Of all the stars who landed in the Ultimate Fighting Championship either shortly before or immediately after the collapse of Pride Fighting Championships, few carried the same buzz as Quinton Jackson. It was not that he was some unbeatable juggernaut—he had lost twice to Pride poster child Wanderlei Silva and once to Silva's Chute Boxe compatriot Mauricio Rua—nor was he even the most decorated American to be coming home, as Dan Henderson left Pride as a two-division champion.
However, “Rampage” had a number of factors working in his favor which seemed to set him up favorably for stateside success. He was a big, powerful light heavyweight, especially by the standards of the time, given to showing off his physical prowess with high-amplitude slams. He had the kind of wrestling background that was necessary in order to thrive in the UFC 205-pound division, but preferred to use it to facilitate his standup game, much like Chuck Liddell. And speaking of Liddell, Jackson already had a knockout win over the UFC champ, which he had earned when the UFC had sent Liddell over to Pride on loan for the 2003 Middleweight Grand Prix. All told, by the time Jackson finally made his UFC debut in 2007, he had wins over three former or future UFC champions: Liddell, Murilo Bustamante and Kevin Randleman.
That UFC debut, which took place at UFC 67, served as more or less a warm-up for Jackson, while allowing him to avenge an early career loss to Marvin Eastman. With that out of the way, the stage was set for a shot at Liddell’s title. So dominant was “The Iceman” at the time that despite Jackson’s win in Pride, and despite Jackson being eight years younger, Liddell was the betting favorite going into their matchup at UFC 71 on May 26, 2007.
On the night of the fight, reality hit hard and fast. As Liddell settled into his trademark gunslinger stance, feet wide and hands low, Jackson pursued him in a tight boxer’s stance, using solid footwork to cut Liddell off rather than chase him around the periphery of the cage. After a tense 90 seconds or so, Jackson countered a Liddell left with a sweeping right hook of his own that short-circuited the champ instantly. “Rampage” pounced and landed another two big shots to close the door. Referee “Big” John McCarthy swooped in for the stop at 1:53 of Round 1 and talked to a dazed Liddell as Jackson, on the other side of the Octagon, howled to the rafters. It remains one of the iconic images in UFC history.

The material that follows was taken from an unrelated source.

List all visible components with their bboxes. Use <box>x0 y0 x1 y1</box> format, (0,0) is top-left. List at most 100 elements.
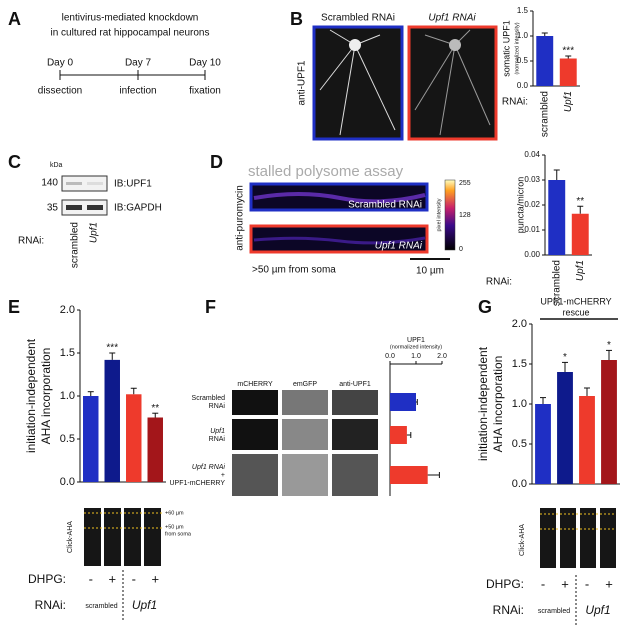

UFC 71 turned out to be a fork in the road for both men’s careers. Liddell would lose four of his next five fights before being semi-forced into retirement by UFC President Dana White. Three of the losses were by brutal knockout and the only win was a decision win against Silva that was so far past its expiration date that it had no real title implications. Jackson, for his part, managed to defend the title once—unifying the UFC belt with the lineal Pride belt by beating Henderson—before losing to Forrest Griffin at UFC 86. From there, Jackson remained a borderline contender and strangely persistent star for more than a decade in the UFC as well as Bellator MMA.